To make his case upon taking office the new president should embark on a public education tour, publicizing the UN’s despicable record of anti-American and anti-Western activity, including condemning Israel more times than all totalitarian member states combined — for 2014-2015, twenty condemnations of Israel, three for the entire rest of the planet. Fox News reported this week that in 2016 the count was 20-4: twenty against Israel; the four non-Israel countries, cited once each: Iran, North Korea, Russia and Syria. The progressive press has tacitly colluded in keeping the American heartland blissfully uninformed about the full measure of corruption, waste, and vicious anti-American slander that is routine at Turtle Bay. Mr. Trump has a unique megaphone he can use to bypass protective media filters and force broad public debate.

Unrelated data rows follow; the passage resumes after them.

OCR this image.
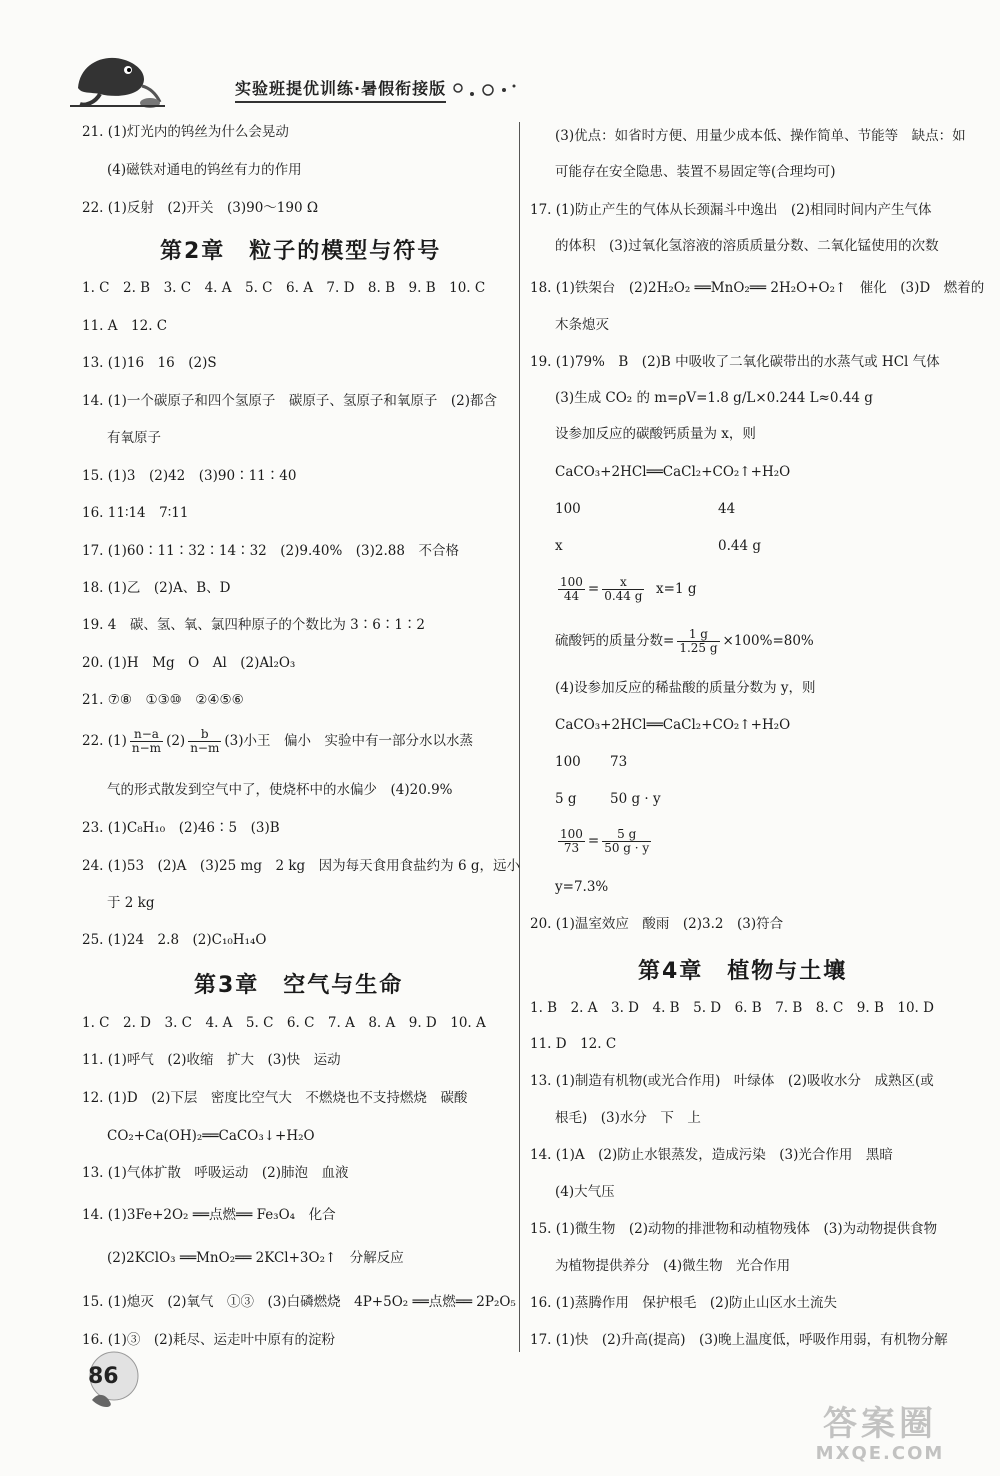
实验班提优训练·暑假衔接版
21. (1)灯光内的钨丝为什么会晃动
(4)磁铁对通电的钨丝有力的作用
22. (1)反射　(2)开关　(3)90～190 Ω
第2章　粒子的模型与符号
1. C　2. B　3. C　4. A　5. C　6. A　7. D　8. B　9. B　10. C
11. A　12. C
13. (1)16　16　(2)S
14. (1)一个碳原子和四个氢原子　碳原子、氢原子和氧原子　(2)都含
有氧原子
15. (1)3　(2)42　(3)90∶11∶40
16. 11∶14　7∶11
17. (1)60∶11∶32∶14∶32　(2)9.40%　(3)2.88　不合格
18. (1)乙　(2)A、B、D
19. 4　碳、氢、氧、氯四种原子的个数比为 3∶6∶1∶2
20. (1)H　Mg　O　Al　(2)Al₂O₃
21. ⑦⑧　①③⑩　②④⑤⑥
22. $(1) \frac{n-a}{n-m} (2) \frac{b}{n-m} (3)$小王　偏小　实验中有一部分水以水蒸
气的形式散发到空气中了，使烧杯中的水偏少　(4)20.9%
23. (1)C₈H₁₀　(2)46∶5　(3)B
24. (1)53　(2)A　(3)25 mg　2 kg　因为每天食用食盐约为 6 g，远小
于 2 kg
25. (1)24　2.8　(2)C₁₀H₁₄O
第3章　空气与生命
1. C　2. D　3. C　4. A　5. C　6. C　7. A　8. A　9. D　10. A
11. (1)呼气　(2)收缩　扩大　(3)快　运动
12. (1)D　(2)下层　密度比空气大　不燃烧也不支持燃烧　碳酸
CO₂+Ca(OH)₂══CaCO₃↓+H₂O
13. (1)气体扩散　呼吸运动　(2)肺泡　血液
14. (1)3Fe+2O₂ ══点燃══ Fe₃O₄　化合
(2)2KClO₃ ══MnO₂══ 2KCl+3O₂↑　分解反应
15. (1)熄灭　(2)氧气　①③　(3)白磷燃烧　4P+5O₂ ══点燃══ 2P₂O₅
16. (1)③　(2)耗尽、运走叶中原有的淀粉
(3)优点：如省时方便、用量少成本低、操作简单、节能等　缺点：如
可能存在安全隐患、装置不易固定等(合理均可)
17. (1)防止产生的气体从长颈漏斗中逸出　(2)相同时间内产生气体
的体积　(3)过氧化氢溶液的溶质质量分数、二氧化锰使用的次数
18. (1)铁架台　(2)2H₂O₂ ══MnO₂══ 2H₂O+O₂↑　催化　(3)D　燃着的
木条熄灭
19. (1)79%　B　(2)B 中吸收了二氧化碳带出的水蒸气或 HCl 气体
(3)生成 CO₂ 的 m=ρV=1.8 g/L×0.244 L≈0.44 g
设参加反应的碳酸钙质量为 x，则
CaCO₃+2HCl══CaCl₂+CO₂↑+H₂O
100	44
x	0.44 g
$\frac{100}{44} = \frac{x}{0.44 g} x=1$ g
硫酸钙的质量分数= $\frac{1 g}{1.25 g} \times 100\%=80\%$
(4)设参加反应的稀盐酸的质量分数为 y，则
CaCO₃+2HCl══CaCl₂+CO₂↑+H₂O
100 73
5 g 50 g · y
$\frac{100}{73} = \frac{5 g}{50 g \cdot y}$
y=7.3%
20. (1)温室效应　酸雨　(2)3.2　(3)符合
第4章　植物与土壤
1. B　2. A　3. D　4. B　5. D　6. B　7. B　8. C　9. B　10. D
11. D　12. C
13. (1)制造有机物(或光合作用)　叶绿体　(2)吸收水分　成熟区(或
根毛)　(3)水分　下　上
14. (1)A　(2)防止水银蒸发，造成污染　(3)光合作用　黑暗
(4)大气压
15. (1)微生物　(2)动物的排泄物和动植物残体　(3)为动物提供食物
为植物提供养分　(4)微生物　光合作用
16. (1)蒸腾作用　保护根毛　(2)防止山区水土流失
17. (1)快　(2)升高(提高)　(3)晚上温度低，呼吸作用弱，有机物分解
86
答案圈
MXQE.COM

The coven of witches at Turtle Bay might decide it is better to keep cozy New York on their address list, with its luxuries and nightlife, than have to decamp to less inviting places. And if the UN balks, a fully informed electorate could well provide enough impetus for Trump to “… be down at the dockside waving [the UN] a fond farewell.…” Hence, repeal of UNSC Res. 2334 just might be politically possible.
For its part, upon Team Trump taking power Israel should suspend Oslo talks until 2334 is repealed. If as the Netanyahu government has indicated it is open to resume talks despite passage of 2334, Israel will once again be blamed worldwide for any failure — especially so long as 2334 remains on the Security Council books.